Le risque à court terme est donc de voir un éparpillement qui serait sans doute favorable aux intérêts du bloc allemand (parce qu’il est le plus soudé et le plus central), et à long terme une monoculture monétaire en Europe qui éteindrait le peu de réflexion qui reste. Sans pour autant « faire le poids » (si cela a un sens économique !!) par rapport au dollar et au yuan (l’euro a perdu du terrain depuis 10 ans dans la facturation des échanges mondiaux). Un avenir à la 1984. Avec des avenues Jean-Claude Trichet et des lycées Jean-Claude Juncker…

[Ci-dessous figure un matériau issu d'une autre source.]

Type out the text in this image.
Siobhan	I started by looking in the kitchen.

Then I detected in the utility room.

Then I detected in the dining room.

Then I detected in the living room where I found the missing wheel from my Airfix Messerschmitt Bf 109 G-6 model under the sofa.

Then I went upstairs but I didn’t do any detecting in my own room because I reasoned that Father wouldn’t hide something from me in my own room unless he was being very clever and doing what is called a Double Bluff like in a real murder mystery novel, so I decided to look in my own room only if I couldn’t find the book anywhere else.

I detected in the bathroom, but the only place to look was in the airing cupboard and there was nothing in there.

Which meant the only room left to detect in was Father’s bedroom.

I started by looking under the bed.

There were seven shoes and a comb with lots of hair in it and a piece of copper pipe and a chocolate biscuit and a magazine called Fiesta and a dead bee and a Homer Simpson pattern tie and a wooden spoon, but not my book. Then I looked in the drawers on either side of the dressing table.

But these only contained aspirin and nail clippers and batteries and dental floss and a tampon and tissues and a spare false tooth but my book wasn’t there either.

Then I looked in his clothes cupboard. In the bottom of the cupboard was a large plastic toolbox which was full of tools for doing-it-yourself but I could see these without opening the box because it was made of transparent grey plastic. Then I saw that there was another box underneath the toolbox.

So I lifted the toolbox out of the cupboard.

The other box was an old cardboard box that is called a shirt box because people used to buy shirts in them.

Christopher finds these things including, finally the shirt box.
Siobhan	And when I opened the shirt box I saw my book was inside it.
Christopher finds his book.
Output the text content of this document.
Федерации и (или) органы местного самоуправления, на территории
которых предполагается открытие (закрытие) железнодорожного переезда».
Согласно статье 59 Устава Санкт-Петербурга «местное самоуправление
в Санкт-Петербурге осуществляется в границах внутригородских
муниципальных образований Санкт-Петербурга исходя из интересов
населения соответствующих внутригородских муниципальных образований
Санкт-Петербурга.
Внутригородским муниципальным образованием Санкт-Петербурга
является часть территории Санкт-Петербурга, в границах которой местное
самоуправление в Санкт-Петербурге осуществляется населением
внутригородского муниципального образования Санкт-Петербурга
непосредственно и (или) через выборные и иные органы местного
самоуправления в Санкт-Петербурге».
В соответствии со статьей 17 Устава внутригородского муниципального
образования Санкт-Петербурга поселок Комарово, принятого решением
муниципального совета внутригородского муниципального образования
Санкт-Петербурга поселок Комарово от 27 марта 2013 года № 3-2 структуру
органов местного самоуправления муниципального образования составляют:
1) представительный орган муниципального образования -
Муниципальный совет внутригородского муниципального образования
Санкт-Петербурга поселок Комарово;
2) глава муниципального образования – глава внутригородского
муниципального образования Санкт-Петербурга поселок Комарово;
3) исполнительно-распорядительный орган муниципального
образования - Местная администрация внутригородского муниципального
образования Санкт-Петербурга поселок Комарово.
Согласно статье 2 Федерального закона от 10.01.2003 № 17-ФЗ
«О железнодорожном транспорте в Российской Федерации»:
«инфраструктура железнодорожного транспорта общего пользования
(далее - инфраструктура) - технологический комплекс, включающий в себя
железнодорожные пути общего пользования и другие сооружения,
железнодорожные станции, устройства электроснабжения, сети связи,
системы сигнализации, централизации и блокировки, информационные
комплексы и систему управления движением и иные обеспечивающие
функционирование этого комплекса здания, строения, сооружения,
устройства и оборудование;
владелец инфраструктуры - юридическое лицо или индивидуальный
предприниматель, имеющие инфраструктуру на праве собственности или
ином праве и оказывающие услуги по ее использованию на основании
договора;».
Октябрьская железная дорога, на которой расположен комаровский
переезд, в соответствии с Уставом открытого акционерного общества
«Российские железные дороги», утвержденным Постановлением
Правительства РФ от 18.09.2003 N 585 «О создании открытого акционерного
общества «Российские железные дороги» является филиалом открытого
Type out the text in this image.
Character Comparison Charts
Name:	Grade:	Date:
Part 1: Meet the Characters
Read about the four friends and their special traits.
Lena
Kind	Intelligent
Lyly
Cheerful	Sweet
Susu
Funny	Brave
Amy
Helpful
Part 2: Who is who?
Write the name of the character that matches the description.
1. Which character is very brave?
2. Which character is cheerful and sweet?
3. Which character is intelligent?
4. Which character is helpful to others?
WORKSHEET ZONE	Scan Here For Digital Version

Cela n’arrivera pas, j’imagine les ricanements à Varsovie et à Stockholm s’ils ont entendu les propos incohérents de ce pauvre Jean-Claude au « Parlement » (j’ai trop de respect pour l’institution pour ne pas mettre des guillemets s’agissant de cet amphithéâtre européen impuissant) ; le plus probable est qu’ils n’ont même pas écouté, pas plus que moi, j’ai décroché des institutions européennes il y a une quinzaine d’années devant  les ambitions donquichottesques de la Grosse Commission sur l’Union du « plein emploi », sur l’Union leader de l’économie de la connaissance en 2010 (depuis, tout est inventé en Californie, et plus personne de censé n’écoute ce qui se dit à Bruxelles). Avec un peu de chance, dans 6 mois, en Italie, nous pourrions même assister au mouvement inverse de riquiquisation de la zone euro, mais nous en reparlerons cet hiver.